Well, how can one prove that a table is a table? You can only prove your own existence.
I'm not very good at this whole explaining thing, and I'm really sorry for it
t: what I'm trying to get across is that no person can definitely and truly prove anything. That's why scientists call their ideas "theories". Science is pretty much faith, as is religion.
These statements aren't true for many reasons. Obviously, what immediately comes to mind is that mah/geometry/et al. can be proved. That's because "proof" is a mathematical term. Thus the notion, "all you can prove is your own existence" is false. There are, indeed, other things, that is, numbers.
However, I really shouldn't say "there are other things" rather than "there are things" when the notion of proving one's own existence is false in the first place.

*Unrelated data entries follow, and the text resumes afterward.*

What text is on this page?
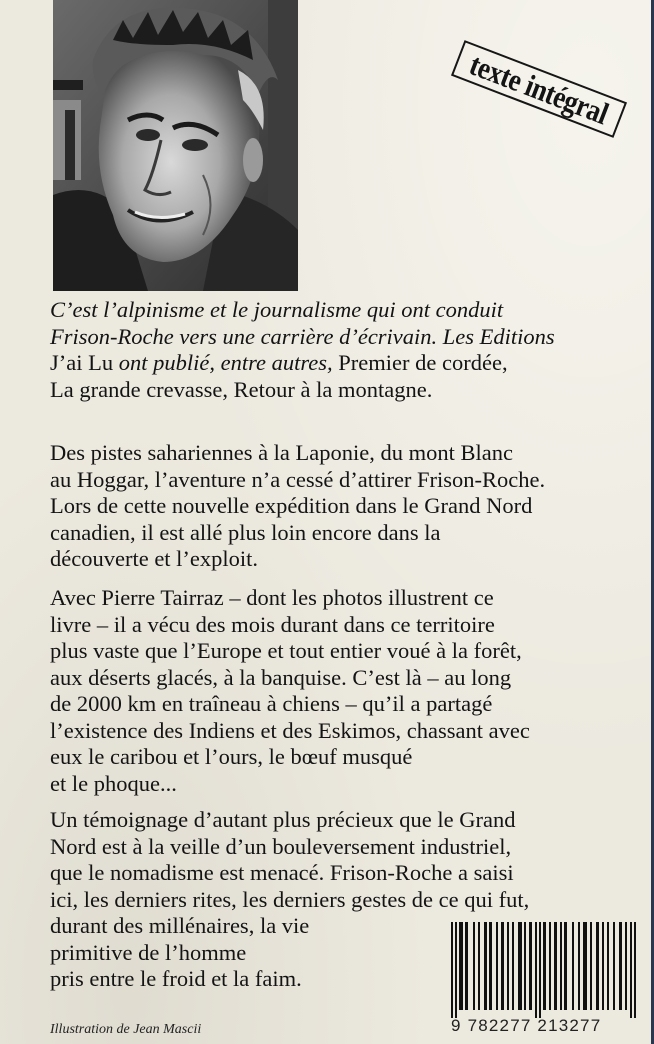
texte intégral
C’est l’alpinisme et le journalisme qui ont conduit
Frison-Roche vers une carrière d’écrivain. Les Editions
J’ai Lu ont publié, entre autres, Premier de cordée,
La grande crevasse, Retour à la montagne.
Des pistes sahariennes à la Laponie, du mont Blanc
au Hoggar, l’aventure n’a cessé d’attirer Frison-Roche.
Lors de cette nouvelle expédition dans le Grand Nord
canadien, il est allé plus loin encore dans la
découverte et l’exploit.
Avec Pierre Tairraz – dont les photos illustrent ce
livre – il a vécu des mois durant dans ce territoire
plus vaste que l’Europe et tout entier voué à la forêt,
aux déserts glacés, à la banquise. C’est là – au long
de 2000 km en traîneau à chiens – qu’il a partagé
l’existence des Indiens et des Eskimos, chassant avec
eux le caribou et l’ours, le bœuf musqué
et le phoque...
Un témoignage d’autant plus précieux que le Grand
Nord est à la veille d’un bouleversement industriel,
que le nomadisme est menacé. Frison-Roche a saisi
ici, les derniers rites, les derniers gestes de ce qui fut,
durant des millénaires, la vie
primitive de l’homme
pris entre le froid et la faim.
9 782277 213277
Illustration de Jean Mascii
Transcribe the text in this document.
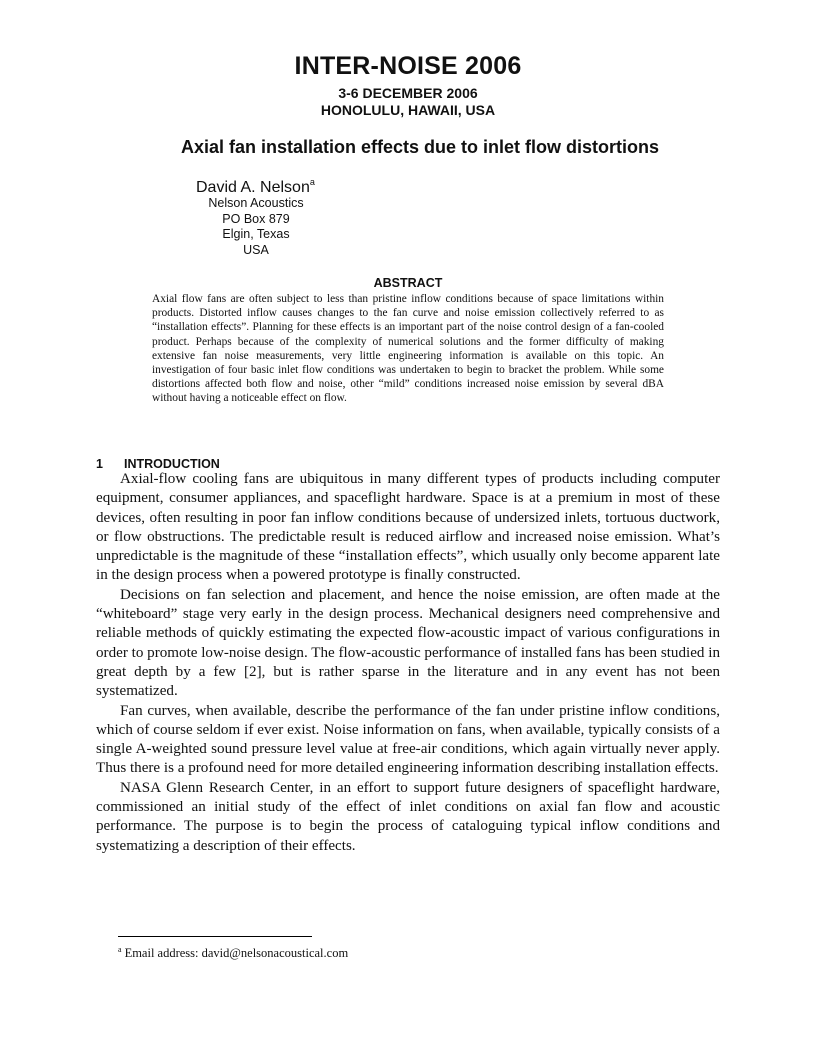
INTER-NOISE 2006
3-6 DECEMBER 2006
HONOLULU, HAWAII, USA
Axial fan installation effects due to inlet flow distortions
David A. Nelson$^a$
Nelson Acoustics
PO Box 879
Elgin, Texas
USA
ABSTRACT
Axial flow fans are often subject to less than pristine inflow conditions because of space limitations within products. Distorted inflow causes changes to the fan curve and noise emission collectively referred to as “installation effects”. Planning for these effects is an important part of the noise control design of a fan-cooled product. Perhaps because of the complexity of numerical solutions and the former difficulty of making extensive fan noise measurements, very little engineering information is available on this topic. An investigation of four basic inlet flow conditions was undertaken to begin to bracket the problem. While some distortions affected both flow and noise, other “mild” conditions increased noise emission by several dBA without having a noticeable effect on flow.
1 INTRODUCTION

Axial-flow cooling fans are ubiquitous in many different types of products including computer equipment, consumer appliances, and spaceflight hardware. Space is at a premium in most of these devices, often resulting in poor fan inflow conditions because of undersized inlets, tortuous ductwork, or flow obstructions. The predictable result is reduced airflow and increased noise emission. What’s unpredictable is the magnitude of these “installation effects”, which usually only become apparent late in the design process when a powered prototype is finally constructed.

Decisions on fan selection and placement, and hence the noise emission, are often made at the “whiteboard” stage very early in the design process. Mechanical designers need comprehensive and reliable methods of quickly estimating the expected flow-acoustic impact of various configurations in order to promote low-noise design. The flow-acoustic performance of installed fans has been studied in great depth by a few [2], but is rather sparse in the literature and in any event has not been systematized.

Fan curves, when available, describe the performance of the fan under pristine inflow conditions, which of course seldom if ever exist. Noise information on fans, when available, typically consists of a single A-weighted sound pressure level value at free-air conditions, which again virtually never apply. Thus there is a profound need for more detailed engineering information describing installation effects.

NASA Glenn Research Center, in an effort to support future designers of spaceflight hardware, commissioned an initial study of the effect of inlet conditions on axial fan flow and acoustic performance. The purpose is to begin the process of cataloguing typical inflow conditions and systematizing a description of their effects.

$^a$ Email address: david@nelsonacoustical.com
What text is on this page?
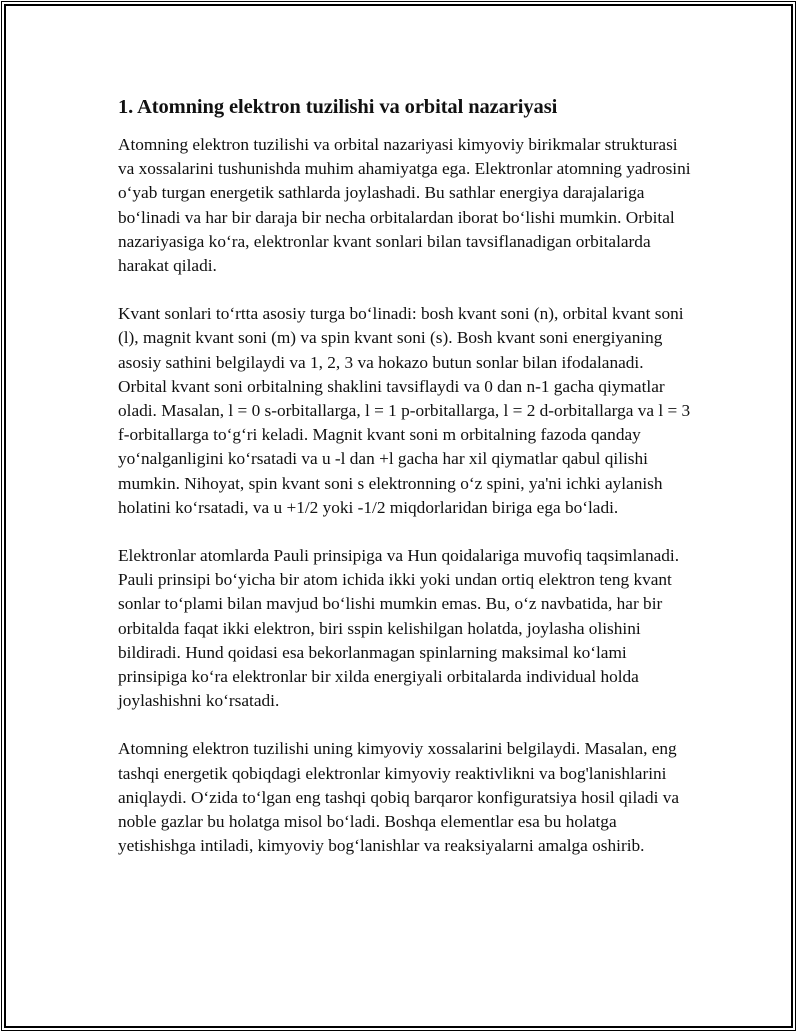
1. Atomning elektron tuzilishi va orbital nazariyasi

Atomning elektron tuzilishi va orbital nazariyasi kimyoviy birikmalar strukturasi va xossalarini tushunishda muhim ahamiyatga ega. Elektronlar atomning yadrosini o‘yab turgan energetik sathlarda joylashadi. Bu sathlar energiya darajalariga bo‘linadi va har bir daraja bir necha orbitalardan iborat bo‘lishi mumkin. Orbital nazariyasiga ko‘ra, elektronlar kvant sonlari bilan tavsiflanadigan orbitalarda harakat qiladi.

Kvant sonlari to‘rtta asosiy turga bo‘linadi: bosh kvant soni (n), orbital kvant soni (l), magnit kvant soni (m) va spin kvant soni (s). Bosh kvant soni energiyaning asosiy sathini belgilaydi va 1, 2, 3 va hokazo butun sonlar bilan ifodalanadi. Orbital kvant soni orbitalning shaklini tavsiflaydi va 0 dan n-1 gacha qiymatlar oladi. Masalan, l = 0 s-orbitallarga, l = 1 p-orbitallarga, l = 2 d-orbitallarga va l = 3 f-orbitallarga to‘g‘ri keladi. Magnit kvant soni m orbitalning fazoda qanday yo‘nalganligini ko‘rsatadi va u -l dan +l gacha har xil qiymatlar qabul qilishi mumkin. Nihoyat, spin kvant soni s elektronning o‘z spini, ya'ni ichki aylanish holatini ko‘rsatadi, va u +1/2 yoki -1/2 miqdorlaridan biriga ega bo‘ladi.

Elektronlar atomlarda Pauli prinsipiga va Hun qoidalariga muvofiq taqsimlanadi. Pauli prinsipi bo‘yicha bir atom ichida ikki yoki undan ortiq elektron teng kvant sonlar to‘plami bilan mavjud bo‘lishi mumkin emas. Bu, o‘z navbatida, har bir orbitalda faqat ikki elektron, biri sspin kelishilgan holatda, joylasha olishini bildiradi. Hund qoidasi esa bekorlanmagan spinlarning maksimal ko‘lami prinsipiga ko‘ra elektronlar bir xilda energiyali orbitalarda individual holda joylashishni ko‘rsatadi.

Atomning elektron tuzilishi uning kimyoviy xossalarini belgilaydi. Masalan, eng tashqi energetik qobiqdagi elektronlar kimyoviy reaktivlikni va bog'lanishlarini aniqlaydi. O‘zida to‘lgan eng tashqi qobiq barqaror konfiguratsiya hosil qiladi va noble gazlar bu holatga misol bo‘ladi. Boshqa elementlar esa bu holatga yetishishga intiladi, kimyoviy bog‘lanishlar va reaksiyalarni amalga oshirib.
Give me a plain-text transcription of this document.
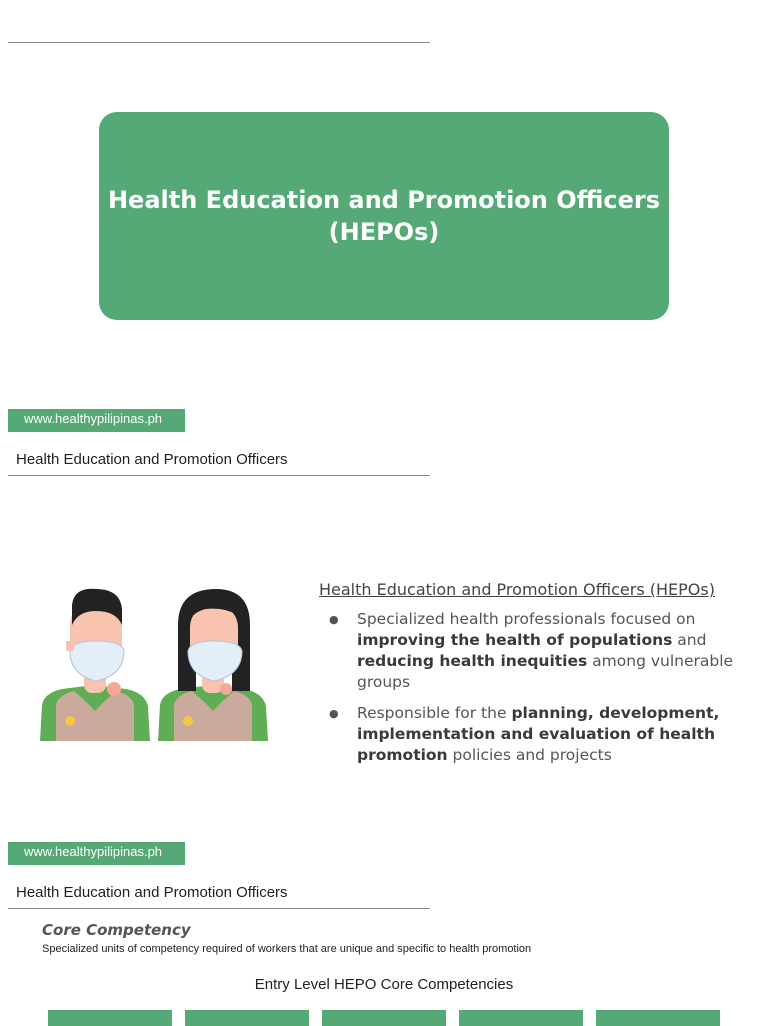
Health Education and Promotion Officers
(HEPOs)
www.healthypilipinas.ph
Health Education and Promotion Officers
Health Education and Promotion Officers (HEPOs)
● Specialized health professionals focused on improving the health of populations and reducing health inequities among vulnerable groups
● Responsible for the planning, development, implementation and evaluation of health promotion policies and projects
www.healthypilipinas.ph
Health Education and Promotion Officers
Core Competency
Specialized units of competency required of workers that are unique and specific to health promotion
Entry Level HEPO Core Competencies
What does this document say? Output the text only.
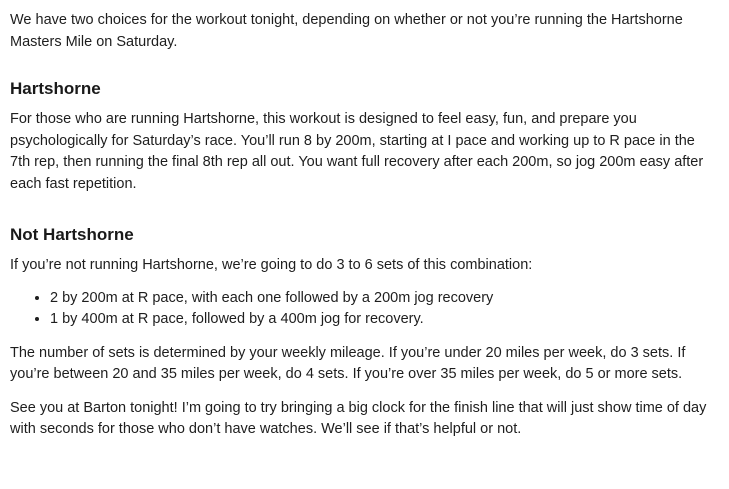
We have two choices for the workout tonight, depending on whether or not you’re running the Hartshorne Masters Mile on Saturday.

Hartshorne

For those who are running Hartshorne, this workout is designed to feel easy, fun, and prepare you psychologically for Saturday’s race. You’ll run 8 by 200m, starting at I pace and working up to R pace in the 7th rep, then running the final 8th rep all out. You want full recovery after each 200m, so jog 200m easy after each fast repetition.

Not Hartshorne

If you’re not running Hartshorne, we’re going to do 3 to 6 sets of this combination:

• 2 by 200m at R pace, with each one followed by a 200m jog recovery
• 1 by 400m at R pace, followed by a 400m jog for recovery.

The number of sets is determined by your weekly mileage. If you’re under 20 miles per week, do 3 sets. If you’re between 20 and 35 miles per week, do 4 sets. If you’re over 35 miles per week, do 5 or more sets.

See you at Barton tonight! I’m going to try bringing a big clock for the finish line that will just show time of day with seconds for those who don’t have watches. We’ll see if that’s helpful or not.
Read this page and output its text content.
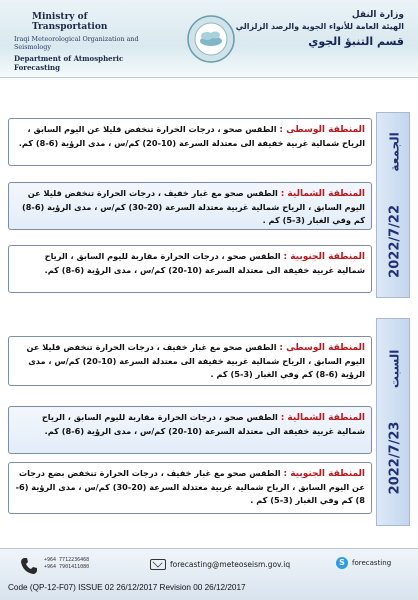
Ministry of Transportation
Iraqi Meteorological Organization and Seismology
Department of Atmospheric Forecasting
وزارة النقل
الهيئة العامة للأنواء الجوية والرصد الزلزالي
قسم التنبؤ الجوي
2022/7/22      الجمعة
المنطقة الوسطى : الطقس صحو ، درجات الحرارة تنخفض قليلا عن اليوم السابق ، الرياح شمالية غربية خفيفة الى معتدلة السرعة (10-20) كم/س ، مدى الرؤية (6-8) كم.
المنطقة الشمالية : الطقس صحو مع غبار خفيف ، درجات الحرارة تنخفض قليلا عن اليوم السابق ، الرياح شمالية غربية معتدلة السرعة (20-30) كم/س ، مدى الرؤية (6-8) كم وفي الغبار (3-5) كم .
المنطقة الجنوبية : الطقس صحو ، درجات الحرارة مقاربة لليوم السابق ، الرياح شمالية غربية خفيفة الى معتدلة السرعة (10-20) كم/س ، مدى الرؤية (6-8) كم.
2022/7/23      السبت
المنطقة الوسطى : الطقس صحو مع غبار خفيف ، درجات الحرارة تنخفض قليلا عن اليوم السابق ، الرياح شمالية غربية خفيفة الى معتدلة السرعة (10-20) كم/س ، مدى الرؤية (6-8) كم وفي الغبار (3-5) كم .
المنطقة الشمالية : الطقس صحو ، درجات الحرارة مقاربة لليوم السابق ، الرياح شمالية غربية خفيفة الى معتدلة السرعة (10-20) كم/س ، مدى الرؤية (6-8) كم.
المنطقة الجنوبية : الطقس صحو مع غبار خفيف ، درجات الحرارة تنخفض بضع درجات عن اليوم السابق ، الرياح شمالية غربية معتدلة السرعة (20-30) كم/س ، مدى الرؤية (6-8) كم وفي الغبار (3-5) كم .
+964 7712236468
+964 7901411080	forecasting@meteoseism.gov.iq	S	forecasting
Code (QP-12-F07) ISSUE 02 26/12/2017 Revision 00 26/12/2017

That is, even Descartes over stepped his bounds when he said, "Cognito Ergo Sum". The more accurate conclusion to his line of reasoning in Discourse and Meditations is the Buddhist's, "I think, therefore there are thoughts." And even that may not be QED. For one, Descartes doesn't prove 100% QED that it is a "I" that thinks or exists. For that, like mathematics, it would have to demonstrate that the opposite of what it states is a contradiction, and that the "I" would have to be necessarily true in all possible worlds. But as an objection to both the Buddhists and Descartes, we can easily imagine a possible world with no "I" or "thoughts". A possible world without numbers is impossible. The number 1 cannot be destroyed or afftected by material destruction or creation. 1ness, 2ness, 3ness, et al stands as a necessary fact no matter what you call it ,or whether you try to think it away.
Another thing to consider in objection to Descartes is Hume's Bundle Theory, which proposes that we could be nothing but the sensation of parts giving illusion to an "I". (Even from a purely physicalist point of view, Roger Sperry's experiments in split-brain research give me reason to pause in shock over exactly what "I" am.) So if a complexity of thoughts can come together and give the illusion of a manifested being, that manifestation would therefore be an illusion. This view is plausible as there's nothing saying it is inherently in contradiction with itself. Thus as this alternate view is plausible contrary to "Cognito Ergo Sum", it stands that "Cognito Ergo Sum" is not proven.
But that aside and to answer your claim, yes, holding science or religion to a mathematical criteria would result in both positions failing to be proven in the sense that an opposing view of their existence could be plausible, and they are not necessarily unaffectable facts. However, this does not follow from your claim that if you don't believe in God then you can't believe science. This would have to assume an all or nothing sense of establishing fact. That if two facts can't reach 100% certainty, then they equally must be dismissed or at least be on even terms. This does not follow. This is like claiming that because many things move slower than the maximum speed limit of the universe, that either nothing moves or at least those slower things move at the same rate. It's a false-dichotomy. Though almost everything is subject to doubt and must be believed, that is not to say that everything is equally doubtful and that somethings aren't less believable than others as you even admit when you say--
I do accept that science has allot more evidence, and is much more plausible than religion. But I still stand by that it is possible that a God could exist, and you cannot prove science.
Which is in stark contrast to the more extreme claim that--
Remember, if you don't believe in God, you can't really "believe" in science.
No matter what you mean by that second "believe", it makes that statement false for the following reasons: If you mean it in the same sense of "belief" as you refer to when talking about believing in God, that statement falls to the errors I just described. If you mean it in a stronger sense of the same definition (e.g. faster is a stronger term for fast), then it also falls again to the same error I described; as I said, just because not all things move the fastest possible speed, does not mean things can't move faster than others, in fact, some things can not move fast at all, making them something we wouldn't call fast. If you mean it in another definitional sense, that statement doesn't follow since you're using a second meaning of "belief" to equivocate with the first creating a non sequitur in your logic; e.g. Nothing is better than getting every thing you want. Having a job you do not want is better than "nothing". Therefore, having a job you do not want is better than getting everything you want.
I certainly don't believe in God in the traditional sense, but I do accept that there may be something out there that created all this.
If you're speaking in possibilities, this is called Agnosticism. Almost all Atheists are Agnostics. The terms don't mutually exclude. But just because something is logically possible does not mean it is true, or that belief in it as true is just as jusified as belief in anything else.